Notions maçonniques du sacré : un aperçu
La franc-maçonnerie est souvent décrite comme « un système particulier de morale, voilé par des allégories et illustré par des symboles ». Cela signifie que la fraternité transmet des vérités éthiques et philosophiques à travers des objets symboliques et des rituels, plutôt que par un enseignement dogmatique. Par conséquent, ce qui est considéré comme sacré en franc-maçonnerie peut être à la fois spirituel (impliquant la foi et la révérence envers une puissance supérieure) et philosophique (impliquant la vénération des principes moraux et des idéaux).
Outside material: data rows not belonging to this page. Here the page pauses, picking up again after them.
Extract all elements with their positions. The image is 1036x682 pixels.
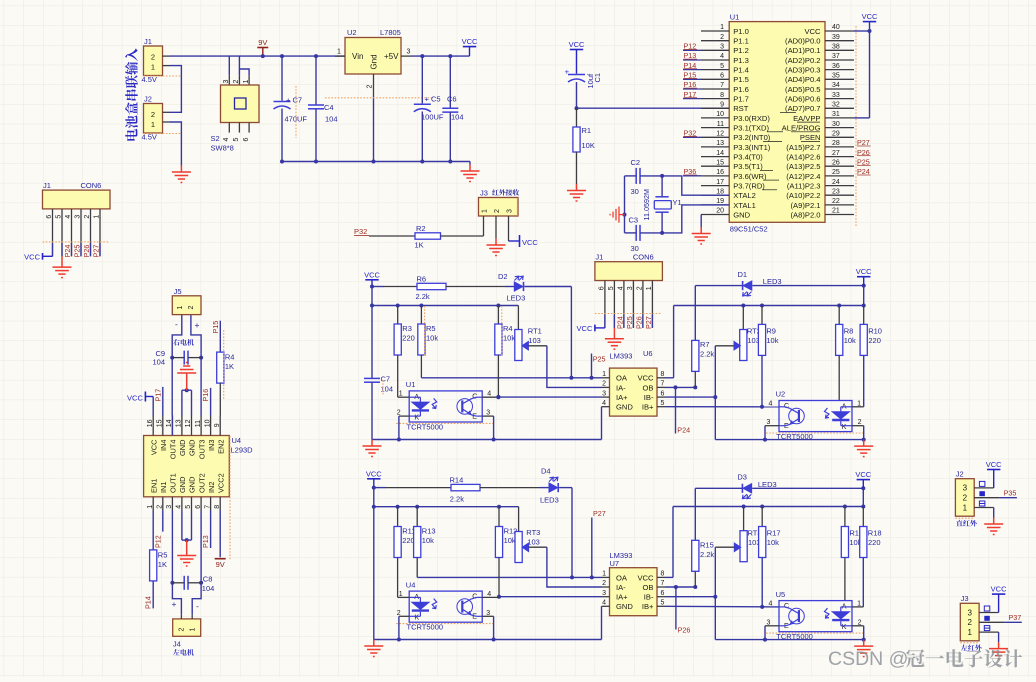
svg-text:E: E xyxy=(784,623,789,630)
pin 39 U1 (AD0)P0.0 xyxy=(825,40,854,42)
svg-text:(AD7)P0.7: (AD7)P0.7 xyxy=(785,104,820,113)
pin 8 U7 VCC xyxy=(657,576,665,578)
error squiggle right of U4 L293D xyxy=(229,436,231,560)
svg-text:IA-: IA- xyxy=(616,583,626,592)
svg-text:K: K xyxy=(414,414,419,421)
diode D4 LED3 xyxy=(549,483,558,492)
svg-text:OUT3: OUT3 xyxy=(197,440,206,460)
svg-text:EN1: EN1 xyxy=(149,479,158,493)
svg-text:11.0592M: 11.0592M xyxy=(642,189,651,220)
svg-text:VCC: VCC xyxy=(991,585,1007,594)
power port 9V xyxy=(257,47,268,49)
svg-text:19: 19 xyxy=(716,198,724,205)
wire OUT3 to J5 xyxy=(191,315,201,416)
power port VCC (left sensor bottom) xyxy=(367,478,380,480)
svg-text:R14: R14 xyxy=(450,476,464,485)
pin 33 U1 (AD6)P0.6 xyxy=(825,98,854,100)
pin 38 U1 (AD1)P0.1 xyxy=(825,49,854,51)
pin stubs J2 xyxy=(974,487,994,489)
power port 9V (VCC2) xyxy=(219,511,221,558)
svg-text:P3.1(TXD): P3.1(TXD) xyxy=(733,124,769,133)
svg-text:P27: P27 xyxy=(644,316,653,329)
photoresistor RT2 103 xyxy=(742,306,744,330)
error squiggle through R5 xyxy=(424,306,426,356)
pin 5 J1-mid xyxy=(613,281,615,328)
svg-text:E: E xyxy=(784,423,789,430)
svg-text:16: 16 xyxy=(716,169,724,176)
svg-text:(A15)P2.7: (A15)P2.7 xyxy=(786,143,820,152)
power port VCC (right sensor bottom) xyxy=(857,479,870,481)
svg-text:P1.7: P1.7 xyxy=(733,95,749,104)
svg-text:30: 30 xyxy=(832,121,840,128)
svg-text:IA-: IA- xyxy=(616,383,626,392)
ground (right sensor bottom) xyxy=(854,640,873,657)
svg-text:103: 103 xyxy=(528,336,541,345)
wire ground rail (left sensor bottom) xyxy=(374,639,602,641)
svg-text:100UF: 100UF xyxy=(421,113,444,122)
svg-text:11: 11 xyxy=(195,420,202,427)
pin 19 U1 XTAL1 xyxy=(701,204,729,206)
svg-text:R5: R5 xyxy=(426,324,436,333)
wire ground rail (right sensor bottom) xyxy=(715,639,863,641)
svg-text:P27: P27 xyxy=(593,509,606,518)
svg-text:U4: U4 xyxy=(232,436,242,445)
capacitor C7 470UF xyxy=(281,56,283,101)
pin 36 U1 (AD3)P0.3 xyxy=(825,69,854,71)
pin 37 U1 (AD2)P0.2 xyxy=(825,59,854,61)
svg-text:RT3: RT3 xyxy=(526,528,540,537)
svg-text:35: 35 xyxy=(832,73,840,80)
wire crystal left rail xyxy=(624,176,626,233)
svg-text:104: 104 xyxy=(451,113,464,122)
svg-text:OA: OA xyxy=(616,374,628,383)
resistor R14 2.2k xyxy=(451,484,480,490)
wire R13 to U7 pin1 xyxy=(417,576,601,578)
diode D3 LED3 xyxy=(695,487,742,489)
wire P32 to R2 xyxy=(369,235,415,237)
net label P25 xyxy=(591,354,593,378)
svg-text:(AD5)P0.5: (AD5)P0.5 xyxy=(785,85,820,94)
svg-text:3: 3 xyxy=(602,590,606,597)
ground (J3) xyxy=(989,642,1008,659)
svg-text:P1.3: P1.3 xyxy=(733,56,749,65)
pin 31 U1 EA/VPP xyxy=(825,117,854,119)
svg-text:SW8*8: SW8*8 xyxy=(211,144,234,153)
svg-text:12: 12 xyxy=(716,131,724,138)
wire TCRT U4 C to U7 pin3 xyxy=(499,596,602,598)
wire TCRT C to U6 pin3 xyxy=(498,396,601,398)
wire R14 to D4 xyxy=(480,487,540,489)
svg-text:16: 16 xyxy=(147,419,154,427)
wire R6 to D2 xyxy=(446,286,505,288)
svg-text:10k: 10k xyxy=(504,536,516,545)
svg-text:26: 26 xyxy=(832,159,840,166)
pin 1 J1-left xyxy=(99,209,101,256)
svg-text:4: 4 xyxy=(769,400,773,407)
svg-text:2.2k: 2.2k xyxy=(416,292,430,301)
net label P13 wire pin7 xyxy=(210,511,212,549)
svg-text:(A11)P2.3: (A11)P2.3 xyxy=(787,182,821,191)
svg-text:103: 103 xyxy=(527,538,540,547)
pin 3 U4 OUT1 xyxy=(171,497,173,511)
svg-text:104: 104 xyxy=(381,385,394,394)
svg-text:9: 9 xyxy=(214,423,221,427)
power port VCC (reset) xyxy=(570,49,583,51)
svg-text:J3: J3 xyxy=(961,594,969,603)
svg-text:VCC: VCC xyxy=(862,12,878,21)
pin 40 U1 VCC xyxy=(825,30,854,32)
resistor R18 220 xyxy=(862,507,864,527)
svg-text:10: 10 xyxy=(204,419,211,427)
pin 5 J1-left xyxy=(61,209,63,256)
svg-text:VCC2: VCC2 xyxy=(216,473,225,493)
pin 28 U1 (A15)P2.7 xyxy=(825,146,854,148)
svg-text:10k: 10k xyxy=(767,538,779,547)
svg-text:VCC: VCC xyxy=(986,460,1002,469)
power port VCC (L293D) xyxy=(144,392,146,402)
pin 2 U7 IA- xyxy=(602,586,610,588)
diode D1 LED3 xyxy=(695,285,742,287)
pin 4 U1 P1.3 xyxy=(701,59,729,61)
error squiggle under J2 xyxy=(144,133,182,135)
pin 6 U6 IB- xyxy=(657,396,665,398)
wire U2 pin2 down xyxy=(373,96,375,162)
svg-text:1: 1 xyxy=(94,215,101,219)
wire ground rail (right sensor top) xyxy=(715,439,863,441)
svg-text:K: K xyxy=(414,615,419,622)
svg-text:21: 21 xyxy=(832,208,840,215)
svg-text:IN4: IN4 xyxy=(159,440,168,452)
capacitor C7 104 (sensor) xyxy=(364,377,380,379)
svg-text:(A14)P2.6: (A14)P2.6 xyxy=(786,153,820,162)
svg-text:L7805: L7805 xyxy=(380,28,401,37)
svg-text:VCC: VCC xyxy=(127,393,143,402)
svg-text:GND: GND xyxy=(616,403,633,412)
pin 7 U7 OB xyxy=(657,586,665,588)
pin 1 J1-mid xyxy=(651,281,653,328)
svg-text:(A9)P2.1: (A9)P2.1 xyxy=(791,201,821,210)
svg-text:IA+: IA+ xyxy=(616,593,628,602)
svg-text:P35: P35 xyxy=(1004,489,1017,498)
svg-text:P3.5(T1): P3.5(T1) xyxy=(733,162,763,171)
pin 3 U7 IA+ xyxy=(602,596,610,598)
error squiggle under J1 xyxy=(144,75,182,77)
svg-text:10k: 10k xyxy=(503,334,515,343)
svg-text:37: 37 xyxy=(832,53,840,60)
svg-text:2: 2 xyxy=(188,306,195,310)
svg-text:D3: D3 xyxy=(737,473,747,482)
ground (U1 GND pin20) xyxy=(700,215,702,228)
svg-text:LED3: LED3 xyxy=(763,277,782,286)
svg-text:36: 36 xyxy=(832,63,840,70)
svg-text:20: 20 xyxy=(716,208,724,215)
pin 12 U1 P3.2(INT0) xyxy=(701,136,729,138)
svg-text:10k: 10k xyxy=(422,536,434,545)
wire VCC vertical with C7 xyxy=(371,287,373,379)
svg-text:GND: GND xyxy=(616,602,633,611)
svg-text:OUT2: OUT2 xyxy=(197,473,206,493)
svg-text:C7: C7 xyxy=(381,375,391,384)
wire J1.2 to 9V rail xyxy=(170,55,345,57)
svg-text:C6: C6 xyxy=(447,95,457,104)
svg-text:E: E xyxy=(472,413,477,420)
svg-text:VCC: VCC xyxy=(149,439,158,455)
pin 2 U1 P1.1 xyxy=(701,40,729,42)
pin 6 U1 P1.5 xyxy=(701,78,729,80)
svg-text:D1: D1 xyxy=(738,270,748,279)
pin 32 U1 (AD7)P0.7 xyxy=(825,107,854,109)
svg-text:TCRT5000: TCRT5000 xyxy=(407,623,444,632)
svg-text:D2: D2 xyxy=(498,272,508,281)
svg-text:7: 7 xyxy=(720,82,724,89)
svg-text:3: 3 xyxy=(506,209,513,213)
svg-text:4: 4 xyxy=(176,505,183,509)
svg-text:VCC: VCC xyxy=(522,238,538,247)
svg-text:6: 6 xyxy=(598,286,605,290)
resistor R9 10k xyxy=(761,306,763,325)
ground (regulator) xyxy=(461,165,480,182)
connector J3 IR receiver xyxy=(479,198,519,217)
wire R2 to J3 pin1 xyxy=(441,235,484,237)
wire rail (right sensor bottom) xyxy=(673,506,863,508)
wire OUT4 to J5 xyxy=(172,315,182,416)
svg-text:2: 2 xyxy=(367,85,374,89)
power port VCC (J3) xyxy=(992,593,1005,595)
error squiggle through R4 xyxy=(501,306,503,356)
net label P27 xyxy=(591,518,593,578)
pin 8 U6 VCC xyxy=(657,377,665,379)
pin 22 U1 (A9)P2.1 xyxy=(825,204,854,206)
wire XTAL2 xyxy=(662,176,729,195)
error squiggle under U4 xyxy=(396,623,494,625)
wire TCRT U5 pin1 A xyxy=(852,606,863,608)
svg-text:5: 5 xyxy=(661,400,665,407)
pin 5 U7 IB+ xyxy=(657,605,665,607)
svg-text:RT1: RT1 xyxy=(528,327,542,336)
svg-text:R3: R3 xyxy=(402,324,412,333)
wire RST to U1 pin9 xyxy=(577,107,730,109)
svg-text:9: 9 xyxy=(720,102,724,109)
pin 9 U4 EN2 xyxy=(219,416,221,436)
svg-text:3: 3 xyxy=(967,608,972,617)
svg-text:5: 5 xyxy=(56,215,63,219)
pin 1 U7 OA xyxy=(602,576,610,578)
svg-text:C3: C3 xyxy=(629,216,639,225)
svg-text:Vin: Vin xyxy=(352,52,363,61)
wire TCRT U2 pin3 E down xyxy=(765,425,779,427)
pin 13 U4 GND xyxy=(181,416,183,436)
pin 11 U4 OUT3 xyxy=(200,416,202,436)
pin 5 U1 P1.4 xyxy=(701,69,729,71)
ground (J3 pin2) xyxy=(487,239,506,256)
svg-text:P26: P26 xyxy=(635,316,644,329)
svg-text:U1: U1 xyxy=(406,380,416,389)
resistor R11 220 xyxy=(397,507,399,527)
svg-text:8: 8 xyxy=(661,371,665,378)
svg-text:5: 5 xyxy=(233,138,240,142)
svg-text:1: 1 xyxy=(177,306,184,310)
svg-text:P1.4: P1.4 xyxy=(733,66,749,75)
pin 2 J1-mid xyxy=(642,281,644,328)
mcu U1 89C51/C52 body xyxy=(729,22,825,223)
svg-text:P16: P16 xyxy=(201,389,210,402)
svg-text:1: 1 xyxy=(337,49,341,56)
pin 15 U4 IN4 xyxy=(162,416,164,436)
svg-text:15: 15 xyxy=(157,419,164,427)
svg-text:1: 1 xyxy=(963,503,968,512)
svg-text:3: 3 xyxy=(602,390,606,397)
svg-text:P13: P13 xyxy=(201,535,210,548)
wire D3 anode to VCC xyxy=(752,487,863,489)
svg-text:R5: R5 xyxy=(158,551,168,560)
connector J1 (battery 1) xyxy=(144,46,163,76)
error squiggle under U2 xyxy=(325,97,432,99)
svg-text:1: 1 xyxy=(967,628,972,637)
wire RT4 wiper to U7 pin6 xyxy=(715,546,734,548)
wire GND pins 13/12 bridge top xyxy=(181,390,183,415)
pin 2 J1-left xyxy=(90,209,92,256)
svg-text:R9: R9 xyxy=(766,327,776,336)
comparator U7 LM393 body xyxy=(610,568,658,616)
pin 34 U1 (AD5)P0.5 xyxy=(825,88,854,90)
pin 4 J1-mid xyxy=(623,281,625,328)
resistor R7 2.2k xyxy=(694,286,696,341)
svg-text:5: 5 xyxy=(720,63,724,70)
svg-text:6: 6 xyxy=(195,505,202,509)
svg-text:GND: GND xyxy=(178,440,187,456)
svg-text:5: 5 xyxy=(661,600,665,607)
wire RT3 wiper to U7 pin2 xyxy=(529,546,547,548)
wire OUT2 to J4 xyxy=(192,511,201,615)
svg-text:8: 8 xyxy=(720,92,724,99)
svg-text:6: 6 xyxy=(46,215,53,219)
svg-text:TCRT5000: TCRT5000 xyxy=(407,422,444,431)
wire +5V rail xyxy=(411,55,470,57)
pin 2 U4 IN1 xyxy=(162,497,164,511)
svg-text:3: 3 xyxy=(407,49,411,56)
svg-text:15: 15 xyxy=(716,159,724,166)
svg-text:J1: J1 xyxy=(144,37,152,46)
wire TCRT U4 pin3 down xyxy=(482,615,493,617)
svg-text:P27: P27 xyxy=(92,245,101,258)
net label P15 wire xyxy=(219,321,221,352)
capacitor C6 104 xyxy=(449,56,451,108)
svg-text:OA: OA xyxy=(616,573,628,582)
svg-text:104: 104 xyxy=(325,115,338,124)
pin 13 U1 P3.3(INT1) xyxy=(701,146,729,148)
svg-text:P26: P26 xyxy=(678,626,691,635)
svg-text:104: 104 xyxy=(202,584,215,593)
svg-text:P24: P24 xyxy=(63,245,72,258)
wire U6 pin5 to TCRT U2 C xyxy=(665,406,779,408)
svg-text:1: 1 xyxy=(646,286,653,290)
svg-text:VCC: VCC xyxy=(366,469,382,478)
svg-text:CON6: CON6 xyxy=(633,253,654,262)
pin 30 U1 ALE/PROG xyxy=(825,127,854,129)
svg-text:P24: P24 xyxy=(677,426,690,435)
svg-text:P1.1: P1.1 xyxy=(733,37,749,46)
switch S2 SW8*8 xyxy=(228,75,230,85)
ground (J1-left) xyxy=(61,256,63,260)
wire EN1 to R5 xyxy=(152,511,154,550)
pin 21 U1 (A8)P2.0 xyxy=(825,214,854,216)
pin 4 U4 GND xyxy=(181,497,183,511)
svg-text:13: 13 xyxy=(716,140,724,147)
svg-text:18: 18 xyxy=(716,188,724,195)
svg-text:IA+: IA+ xyxy=(616,393,628,402)
error squiggle under U5 xyxy=(766,632,864,634)
wire U7 pin4 to ground rail xyxy=(601,606,603,639)
svg-text:220: 220 xyxy=(868,336,881,345)
svg-text:J2: J2 xyxy=(144,95,152,104)
svg-text:K: K xyxy=(842,424,847,431)
svg-text:25: 25 xyxy=(832,169,840,176)
wire IN1 pin2 down xyxy=(162,511,164,532)
resistor R3 220 xyxy=(397,306,399,325)
optocoupler U4 TCRT5000 body xyxy=(409,591,482,622)
svg-text:6: 6 xyxy=(720,73,724,80)
svg-text:IN2: IN2 xyxy=(207,481,216,493)
svg-text:Gnd: Gnd xyxy=(370,54,379,69)
svg-text:2: 2 xyxy=(178,628,185,632)
svg-text:P17: P17 xyxy=(153,389,162,402)
svg-text:13: 13 xyxy=(176,419,183,427)
wire VCC to R14 xyxy=(374,487,386,489)
svg-text:7: 7 xyxy=(661,381,665,388)
driver U4 L293D body xyxy=(144,436,230,497)
svg-text:U2: U2 xyxy=(776,390,786,399)
svg-text:U7: U7 xyxy=(610,559,620,568)
pin 29 U1 PSEN xyxy=(825,136,854,138)
svg-text:4: 4 xyxy=(602,400,606,407)
wire S2 pin3 to rail xyxy=(228,56,230,75)
svg-text:LED3: LED3 xyxy=(507,294,526,303)
svg-text:VCC: VCC xyxy=(24,253,40,262)
pin 15 U1 P3.5(T1) xyxy=(701,165,729,167)
pin 7 U6 OB xyxy=(657,386,665,388)
wire U6 pin8 to VCC rail xyxy=(673,306,675,378)
pin 20 U1 GND xyxy=(701,214,729,216)
resistor R17 10k xyxy=(761,507,763,527)
pin 27 U1 (A14)P2.6 xyxy=(825,156,854,158)
svg-text:RST: RST xyxy=(733,104,749,113)
svg-text:40: 40 xyxy=(832,24,840,31)
svg-text:+: + xyxy=(172,599,177,609)
resistor R16 10k xyxy=(844,507,846,527)
pin 6 U7 IB- xyxy=(657,596,665,598)
power port VCC (J2) xyxy=(987,469,1000,471)
pin 7 U1 P1.6 xyxy=(701,88,729,90)
svg-text:4: 4 xyxy=(223,138,230,142)
svg-text:U1: U1 xyxy=(730,13,740,22)
ground (L293D top, upward) xyxy=(177,363,196,380)
net label P36 wire xyxy=(683,175,701,177)
pin 4 U6 GND xyxy=(602,406,610,408)
net label P17 wire pin15 xyxy=(162,387,164,416)
wire S2 pin1 elbow xyxy=(239,69,249,75)
svg-text:GND: GND xyxy=(188,440,197,456)
svg-text:29: 29 xyxy=(832,131,840,138)
svg-text:23: 23 xyxy=(832,188,840,195)
pin 11 U1 P3.1(TXD) xyxy=(701,127,729,129)
pin 3 J1-mid xyxy=(632,281,634,328)
power port VCC (J1-left) xyxy=(42,253,44,260)
pin 1 U1 P1.0 xyxy=(701,30,729,32)
wire J1.1 to J2.2 xyxy=(170,66,181,113)
wire S2 pin2 to rail xyxy=(238,56,240,75)
svg-text:32: 32 xyxy=(832,102,840,109)
error squiggle under J3 xyxy=(960,642,979,644)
Les francs-maçons ne prétendent pas pratiquer une religion ; en effet, un document maçonnique classique (les Constitutions d’Anderson de 1723) souligne que bien que les maçons ne doivent pas être des « athées stupides » ou des « libertins irréligieux », ils sont seulement tenus de suivre cette religion universelle sur laquelle tous les hommes s’accordent — être bons et sincères. Autrement dit, la franc-maçonnerie ancienne exigeait la croyance en Dieu et le respect d’une loi morale, tout en évitant les spécificités sectaires afin que des hommes de confessions différentes puissent s’unir en loge. Ce qui est sacré se centre donc sur la loi morale, la vérité, et les symboles et rituels qui transmettent ces valeurs.
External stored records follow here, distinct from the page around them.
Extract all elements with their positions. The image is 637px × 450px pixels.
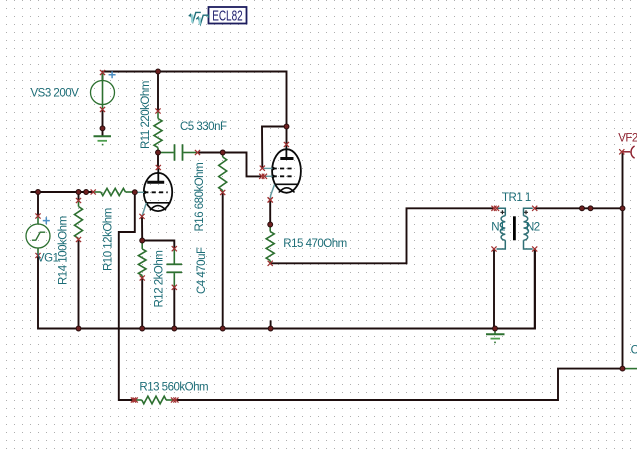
svg-text:VF2: VF2	[618, 133, 637, 145]
svg-text:R12 2kOhm: R12 2kOhm	[154, 251, 166, 308]
svg-text:VG1: VG1	[37, 253, 59, 265]
svg-text:R14 100kOhm: R14 100kOhm	[58, 216, 70, 285]
svg-text:R13 560kOhm: R13 560kOhm	[139, 382, 208, 394]
svg-text:C5 330nF: C5 330nF	[180, 121, 227, 133]
svg-text:R11 220kOhm: R11 220kOhm	[140, 81, 152, 149]
svg-text:N1: N1	[491, 222, 505, 234]
svg-text:R15 470Ohm: R15 470Ohm	[283, 238, 346, 250]
svg-text:C4 470uF: C4 470uF	[196, 247, 208, 294]
svg-text:ECL82: ECL82	[212, 8, 243, 25]
svg-text:N2: N2	[526, 222, 540, 234]
svg-text:TR1 1: TR1 1	[502, 192, 531, 204]
svg-text:C: C	[631, 345, 637, 357]
svg-text:R16 680kOhm: R16 680kOhm	[194, 163, 206, 232]
svg-text:VS3 200V: VS3 200V	[31, 88, 80, 100]
svg-text:R10 12kOhm: R10 12kOhm	[103, 208, 115, 271]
En même temps, la tradition maçonnique crée une atmosphère sacrée en modélisant la loge comme un temple symbolique. La salle de loge est agencée pour représenter le Temple de Salomon, avec un autel central, les postes des officiers aux points cardinaux, et des cérémonies d’ouverture et de fermeture ritualisées. Dans ce cadre, certains objets, textes et actions sont traités avec la plus grande révérence. Au fil des siècles, différentes branches de la franc-maçonnerie ont mis l’accent sur des aspects sacrés différents. Ci-dessous, nous explorons comment la franc-maçonnerie régulière (ou « orthodoxe ») et la franc-maçonnerie libérale (ou « adogmatique ») définissent et traitent chacune le sacré, à travers des croyances spirituelles et des interprétations philosophiques.
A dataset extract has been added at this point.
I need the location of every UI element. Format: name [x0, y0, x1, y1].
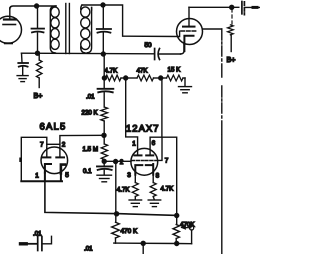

Les symboles et objets jouent un rôle crucial dans ce que les francs-maçons considèrent comme sacré. En tête se trouvent les Trois Grandes Lumières de la Maçonnerie
: le Volume de la Loi Sacrée (VLS), l’Équerre et le Compas. Le VLS est le texte saint ou vénéré placé sur l’autel pendant les réunions de loge. Dans une loge traditionnelle (régulière), il s’agit généralement d’une écriture sainte — souvent la Bible, mais cela peut être le Coran, la Torah, les Védas ou toute autre écriture sacrée aux membres présents. Le VLS ouvert représente la vérité divine ou la « loi écrite » qui guide la conscience de chacun.
À côté du livre se trouvent l’Équerre et le Compas, les outils emblématiques de la maçonnerie. Ensemble, ils symbolisent la rectitude morale (l’Équerre rappelant aux maçons de conformer leurs actions à la vertu) et la maîtrise de soi spirituelle (le Compas leur rappelant de circonscrire leurs désirs). Même en dehors de tout contexte religieux, ces outils emblématiques sont traités comme des symboles sacrés des principes fondamentaux de l’Art. Comme l’explique une source maçonnique, le livre saint ouvert avec l’équerre et le compas incarne « le cadre spirituel et moral dans lequel nous œuvrons », servant de phare pour guider les maçons vers la vertu et l’unité.
La franc-maçonnerie régulière fait référence à la branche maçonnique représentée par la Grande Loge Unie d’Angleterre (GLUA) et ses alliées reconnues (y compris la plupart des Grandes Loges anglo-américaines et des corps annexes comme les rites écossais et de York). Les juridictions maçonniques régulières respectent un ensemble de « repères anciens » (Ancient Landmarks) ou principes de base qui définissent ce qui est sacré et inviolable dans la fraternité. Parmi ces repères figurent plusieurs exigences spirituelles : la croyance en un Être Suprême, la croyance en l’immortalité de l’âme, et la présence obligatoire d’un Volume de la Loi Sacrée sur l’autel de la loge.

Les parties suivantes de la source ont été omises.